- Middle East uncertainty fans oil price concerns but higher bunker costs may not severely affect profitability, as long as trade demand stays firm
- Short term outlook on freight rates and demand/supply balance not favourable though
- We cut our FY11 EPS estimates by 8%; TP cut to S$2.15; Downgrade to HOLD
The rebound continues, but not as smoothly. While volumes continued to surprise in 4Q10, largely driven by Intra-Asia trade growth, freight rates have continued to weaken in recent months as supply has held steady despite the weak season. Operating costs per FEU were down 4% q-o-q in 4Q10 as a result of a change in trade mix and better cost controls, but the higher oil price environment puts that at risk.

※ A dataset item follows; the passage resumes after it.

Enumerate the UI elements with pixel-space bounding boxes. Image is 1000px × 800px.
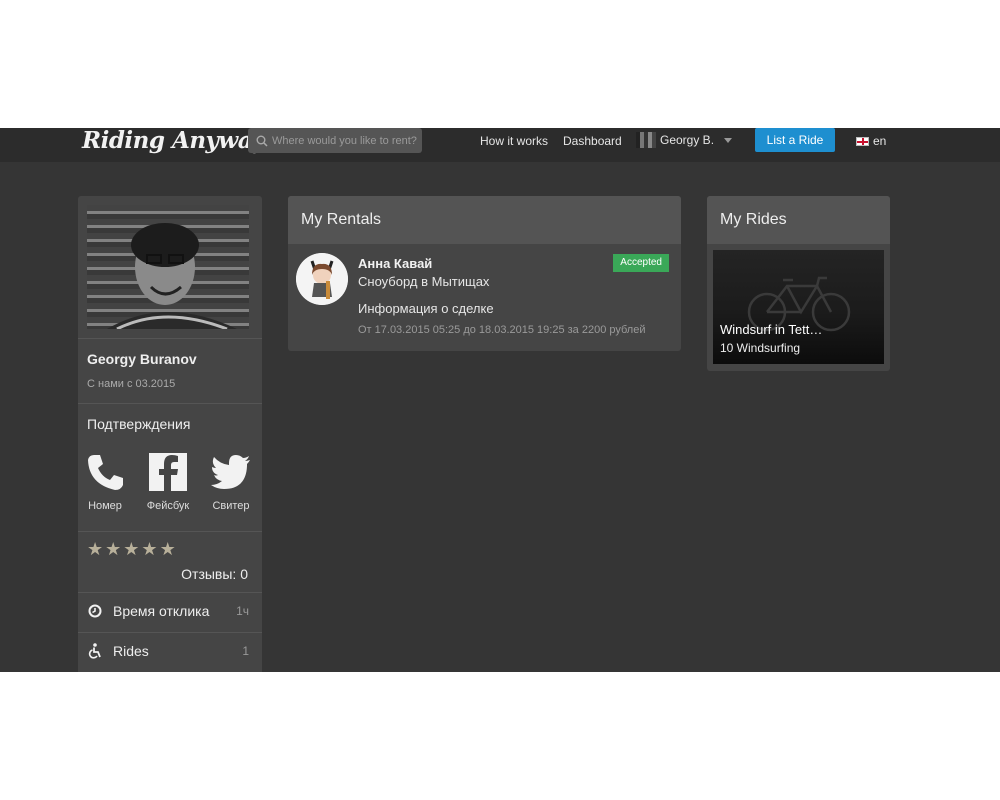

Uncertainty on all fronts. While volume growth will continue in FY11, the current key concern is potential fuel price spike amid political uncertainties in the Middle East. Oil prices have now risen 15% since the start of the Libyan crisis and this will affect sentiment for the liners, as they may not be able to fully pass on the higher fuel costs in the short term, especially given the seasonally weak period now. While demand is of course the key driver for profitability, and our views on the US recovery and Intra-Asia trades remain relatively firm, the oil price volatility does add a higher degree of uncertainty than before. The sector outlook is uncertain in the near term with high number of new containership deliveries expected in 1H-2011.